At first glance and from a distance, Kino-Lorber's 1080p/AVC-encoded transfers of Mimi and the other two Lina Wertmüller titles look decent and about what you'd expect from mid-1970s Italian films—reasonably sharp and nicely colored, with only mild age-related print damage. If you peer closer, though, you'll often see—in addition to grain—what looks like a flurry of buzzing compression artifacts, sometimes obscuring fine textures, softening hard lines, and affecting the gradation between colors. I reached out to Kino, asking about what might've caused this, and I got this response: "The HD masters came from a different source than usual, Societe Nouvelle de Distribution, and were not transferred by Bret Wood, who normally oversees most of our Kino Classics titles." To me, these look like high definition masters that were originally intended for a DVD release—natural filmic grain seems somewhat diminished and softened, but the image is still quite noisy. If you have a smaller TV this might not be as apparent, but those with large screens or projectors will probably notice it. Still, this isn't a huge distraction—from a normal viewing distance it's never overtly apparent—and in terms of overall clarity these transfers present a solid improvement over older home video editions. Could these films look even better? Absolutely. Is it likely they'll actually get a restorative overhaul sometime within this technological generation? I kind of doubt it. I'm content.

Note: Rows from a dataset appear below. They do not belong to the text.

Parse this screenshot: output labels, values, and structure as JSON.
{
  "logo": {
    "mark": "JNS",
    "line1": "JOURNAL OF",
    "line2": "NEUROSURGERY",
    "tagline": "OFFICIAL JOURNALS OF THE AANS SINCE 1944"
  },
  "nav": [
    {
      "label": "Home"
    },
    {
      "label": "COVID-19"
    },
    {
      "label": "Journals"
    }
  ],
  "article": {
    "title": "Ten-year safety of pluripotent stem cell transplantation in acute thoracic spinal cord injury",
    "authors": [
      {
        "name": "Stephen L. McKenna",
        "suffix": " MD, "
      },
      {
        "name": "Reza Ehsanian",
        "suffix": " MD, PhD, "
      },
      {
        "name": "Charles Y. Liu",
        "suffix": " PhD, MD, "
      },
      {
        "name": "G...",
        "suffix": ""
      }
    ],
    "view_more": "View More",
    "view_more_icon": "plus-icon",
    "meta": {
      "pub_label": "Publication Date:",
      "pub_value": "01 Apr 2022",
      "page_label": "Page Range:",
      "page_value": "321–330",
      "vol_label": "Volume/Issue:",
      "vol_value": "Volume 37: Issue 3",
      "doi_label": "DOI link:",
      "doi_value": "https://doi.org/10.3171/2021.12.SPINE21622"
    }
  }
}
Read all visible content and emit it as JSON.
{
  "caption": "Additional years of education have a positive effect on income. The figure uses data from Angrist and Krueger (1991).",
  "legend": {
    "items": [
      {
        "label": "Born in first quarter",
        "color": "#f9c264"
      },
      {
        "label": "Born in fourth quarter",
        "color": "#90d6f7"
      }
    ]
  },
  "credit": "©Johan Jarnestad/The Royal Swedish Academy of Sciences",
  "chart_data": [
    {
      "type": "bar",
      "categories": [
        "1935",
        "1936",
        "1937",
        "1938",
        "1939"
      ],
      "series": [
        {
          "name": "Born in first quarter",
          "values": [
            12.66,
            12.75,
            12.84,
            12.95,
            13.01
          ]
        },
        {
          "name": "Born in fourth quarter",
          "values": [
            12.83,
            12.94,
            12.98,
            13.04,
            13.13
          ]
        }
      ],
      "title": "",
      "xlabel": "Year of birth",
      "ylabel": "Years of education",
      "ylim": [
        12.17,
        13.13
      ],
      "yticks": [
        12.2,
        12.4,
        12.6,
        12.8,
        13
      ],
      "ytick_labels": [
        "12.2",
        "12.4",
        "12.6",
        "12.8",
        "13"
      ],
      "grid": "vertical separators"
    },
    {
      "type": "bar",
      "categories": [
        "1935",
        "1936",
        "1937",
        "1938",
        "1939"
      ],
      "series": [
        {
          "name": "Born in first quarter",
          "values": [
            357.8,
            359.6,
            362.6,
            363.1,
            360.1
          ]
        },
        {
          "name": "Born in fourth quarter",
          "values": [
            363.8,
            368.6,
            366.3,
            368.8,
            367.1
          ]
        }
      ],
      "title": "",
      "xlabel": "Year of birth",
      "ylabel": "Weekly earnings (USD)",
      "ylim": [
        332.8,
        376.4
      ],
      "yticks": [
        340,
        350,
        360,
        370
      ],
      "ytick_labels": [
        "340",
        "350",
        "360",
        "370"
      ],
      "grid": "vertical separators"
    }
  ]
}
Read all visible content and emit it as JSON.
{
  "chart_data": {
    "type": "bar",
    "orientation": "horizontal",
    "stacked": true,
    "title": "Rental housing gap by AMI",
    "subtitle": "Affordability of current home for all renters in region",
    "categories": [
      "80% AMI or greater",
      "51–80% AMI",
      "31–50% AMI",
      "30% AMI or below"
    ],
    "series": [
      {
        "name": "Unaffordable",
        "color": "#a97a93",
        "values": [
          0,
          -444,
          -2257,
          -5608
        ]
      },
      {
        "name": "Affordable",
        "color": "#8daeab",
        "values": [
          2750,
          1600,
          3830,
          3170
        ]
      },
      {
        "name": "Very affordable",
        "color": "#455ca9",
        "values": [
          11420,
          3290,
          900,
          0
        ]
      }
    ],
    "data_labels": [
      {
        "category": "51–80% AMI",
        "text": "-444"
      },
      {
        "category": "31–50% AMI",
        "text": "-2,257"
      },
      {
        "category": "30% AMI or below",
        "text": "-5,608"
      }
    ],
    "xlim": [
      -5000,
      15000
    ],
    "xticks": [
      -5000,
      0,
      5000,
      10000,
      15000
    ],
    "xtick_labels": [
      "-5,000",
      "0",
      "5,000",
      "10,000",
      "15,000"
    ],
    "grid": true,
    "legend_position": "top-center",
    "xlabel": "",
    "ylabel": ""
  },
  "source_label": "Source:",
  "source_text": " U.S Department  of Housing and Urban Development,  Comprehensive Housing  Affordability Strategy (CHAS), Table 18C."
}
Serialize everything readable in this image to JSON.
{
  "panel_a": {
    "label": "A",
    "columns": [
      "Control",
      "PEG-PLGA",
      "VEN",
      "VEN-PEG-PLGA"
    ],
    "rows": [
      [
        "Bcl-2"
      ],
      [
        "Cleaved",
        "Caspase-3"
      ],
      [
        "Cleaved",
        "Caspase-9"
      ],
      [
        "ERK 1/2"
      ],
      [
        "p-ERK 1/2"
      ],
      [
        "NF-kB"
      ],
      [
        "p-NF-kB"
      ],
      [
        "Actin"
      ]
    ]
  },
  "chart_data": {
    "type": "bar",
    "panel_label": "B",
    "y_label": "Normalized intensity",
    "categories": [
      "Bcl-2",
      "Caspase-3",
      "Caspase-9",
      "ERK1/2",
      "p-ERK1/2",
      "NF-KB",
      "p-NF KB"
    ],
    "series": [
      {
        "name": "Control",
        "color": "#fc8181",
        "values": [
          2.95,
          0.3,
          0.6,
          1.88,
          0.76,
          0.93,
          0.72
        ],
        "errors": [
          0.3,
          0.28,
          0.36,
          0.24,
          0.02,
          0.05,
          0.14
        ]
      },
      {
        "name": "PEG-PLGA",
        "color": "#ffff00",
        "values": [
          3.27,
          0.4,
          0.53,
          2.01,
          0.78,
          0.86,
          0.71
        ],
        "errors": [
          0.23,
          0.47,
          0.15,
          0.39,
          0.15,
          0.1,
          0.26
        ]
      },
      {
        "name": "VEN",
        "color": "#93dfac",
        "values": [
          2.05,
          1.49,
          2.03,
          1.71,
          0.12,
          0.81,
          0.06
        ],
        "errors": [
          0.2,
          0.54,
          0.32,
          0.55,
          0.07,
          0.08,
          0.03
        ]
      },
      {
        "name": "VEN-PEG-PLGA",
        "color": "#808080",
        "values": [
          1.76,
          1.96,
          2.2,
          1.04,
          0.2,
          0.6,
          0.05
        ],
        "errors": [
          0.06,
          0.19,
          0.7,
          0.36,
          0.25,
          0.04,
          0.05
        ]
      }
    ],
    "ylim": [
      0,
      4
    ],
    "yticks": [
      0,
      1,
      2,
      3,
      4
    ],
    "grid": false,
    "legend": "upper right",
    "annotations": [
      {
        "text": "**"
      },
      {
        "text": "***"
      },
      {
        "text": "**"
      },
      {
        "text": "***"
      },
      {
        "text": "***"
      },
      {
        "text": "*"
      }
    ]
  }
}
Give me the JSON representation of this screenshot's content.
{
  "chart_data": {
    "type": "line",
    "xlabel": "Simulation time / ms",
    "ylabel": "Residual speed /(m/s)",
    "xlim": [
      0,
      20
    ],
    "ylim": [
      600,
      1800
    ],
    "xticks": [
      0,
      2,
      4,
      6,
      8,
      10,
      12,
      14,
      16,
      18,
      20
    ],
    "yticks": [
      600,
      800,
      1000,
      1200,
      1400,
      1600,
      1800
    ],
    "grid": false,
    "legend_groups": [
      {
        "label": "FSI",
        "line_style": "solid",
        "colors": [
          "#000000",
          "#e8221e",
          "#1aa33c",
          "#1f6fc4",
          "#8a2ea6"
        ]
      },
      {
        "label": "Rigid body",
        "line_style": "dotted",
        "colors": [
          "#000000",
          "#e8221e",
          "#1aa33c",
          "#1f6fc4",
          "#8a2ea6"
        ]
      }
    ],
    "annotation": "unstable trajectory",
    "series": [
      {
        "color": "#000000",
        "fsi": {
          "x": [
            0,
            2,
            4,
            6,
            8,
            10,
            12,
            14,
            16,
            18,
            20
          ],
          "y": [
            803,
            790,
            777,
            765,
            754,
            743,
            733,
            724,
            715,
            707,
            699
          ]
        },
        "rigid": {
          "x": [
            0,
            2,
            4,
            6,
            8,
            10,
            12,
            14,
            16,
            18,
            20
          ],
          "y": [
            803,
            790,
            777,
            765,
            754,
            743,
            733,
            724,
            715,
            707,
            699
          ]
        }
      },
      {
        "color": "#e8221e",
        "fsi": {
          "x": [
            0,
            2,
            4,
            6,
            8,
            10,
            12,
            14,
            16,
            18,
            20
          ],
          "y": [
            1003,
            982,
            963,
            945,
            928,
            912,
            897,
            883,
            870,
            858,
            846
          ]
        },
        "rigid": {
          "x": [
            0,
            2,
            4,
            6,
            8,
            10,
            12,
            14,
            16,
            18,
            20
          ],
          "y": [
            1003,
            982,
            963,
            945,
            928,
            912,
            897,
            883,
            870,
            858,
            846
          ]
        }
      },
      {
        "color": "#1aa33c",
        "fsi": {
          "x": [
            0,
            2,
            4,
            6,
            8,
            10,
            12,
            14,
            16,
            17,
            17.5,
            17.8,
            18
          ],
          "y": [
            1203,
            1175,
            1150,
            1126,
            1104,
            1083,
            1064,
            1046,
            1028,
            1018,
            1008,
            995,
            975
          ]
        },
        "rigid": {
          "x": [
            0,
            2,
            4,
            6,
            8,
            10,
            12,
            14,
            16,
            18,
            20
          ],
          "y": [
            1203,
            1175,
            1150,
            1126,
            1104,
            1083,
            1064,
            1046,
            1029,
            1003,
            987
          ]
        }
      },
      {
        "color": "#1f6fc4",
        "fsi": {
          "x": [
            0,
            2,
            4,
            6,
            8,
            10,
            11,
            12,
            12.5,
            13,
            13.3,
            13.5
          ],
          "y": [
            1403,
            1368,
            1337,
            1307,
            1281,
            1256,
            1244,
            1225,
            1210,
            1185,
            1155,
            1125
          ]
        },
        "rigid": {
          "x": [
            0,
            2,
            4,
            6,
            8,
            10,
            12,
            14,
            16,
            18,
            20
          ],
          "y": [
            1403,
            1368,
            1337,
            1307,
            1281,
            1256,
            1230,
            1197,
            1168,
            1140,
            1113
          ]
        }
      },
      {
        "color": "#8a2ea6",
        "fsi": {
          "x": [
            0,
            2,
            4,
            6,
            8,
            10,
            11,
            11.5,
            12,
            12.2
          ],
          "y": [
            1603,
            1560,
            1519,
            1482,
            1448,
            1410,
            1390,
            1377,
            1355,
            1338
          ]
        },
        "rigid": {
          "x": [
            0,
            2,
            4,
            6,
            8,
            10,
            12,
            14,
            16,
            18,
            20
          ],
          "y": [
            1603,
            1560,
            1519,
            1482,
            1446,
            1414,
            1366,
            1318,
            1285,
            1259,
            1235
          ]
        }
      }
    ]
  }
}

The Seduction of Mimi Blu-ray Movie, Audio Quality  3.5 of 5

The Seduction of Mimi features an uncompressed DTS-HD Master Audio mono track that's listenable and probably as good as the film is ever going to sound. There are some source and age-related issues, of course, but nothing particularly distracting. Like a lot of Italian films from the era, the dubbing is obvious and not always perfectly recorded, with plosives—p's, b's, k's, t's—sometimes coming out a bit crackly. The music can also be slightly brash in the high end, but the score by Piero Piccioni—who also did Swept Away and Jean-Luc Godard's Contempt—is otherwise clear and detailed, and suits the film well. The disc includes optional English subtitles, which appear in easy-to-read white lettering.


The Seduction of Mimi Blu-ray Movie, Special Features and Extras  0.5 of 5

The only extra on the disc is a photo gallery with five grainy stills.


The Seduction of Mimi Blu-ray Movie, Overall Score and Recommendation  3.5 of 5

The Seduction of Mimi is sometimes overlooked as a warm-up to Swept Away—a film that deals more forcefully with the overlap of politics and gender—but it's a very sharp satire in its own right, skewering certain patriarchal attitudes still present during Italy's cultural revolution. (And still around now, unfortunately.) The film's Blu-ray presentation isn't quite up to the high standards that we expect from Kino—this goes for all three of Kino's Wertmüller releases this month—but some slight compression noise/artifacting is no reason not to add Mimi to your collection if you're a fan of Italian cinema. Recommended!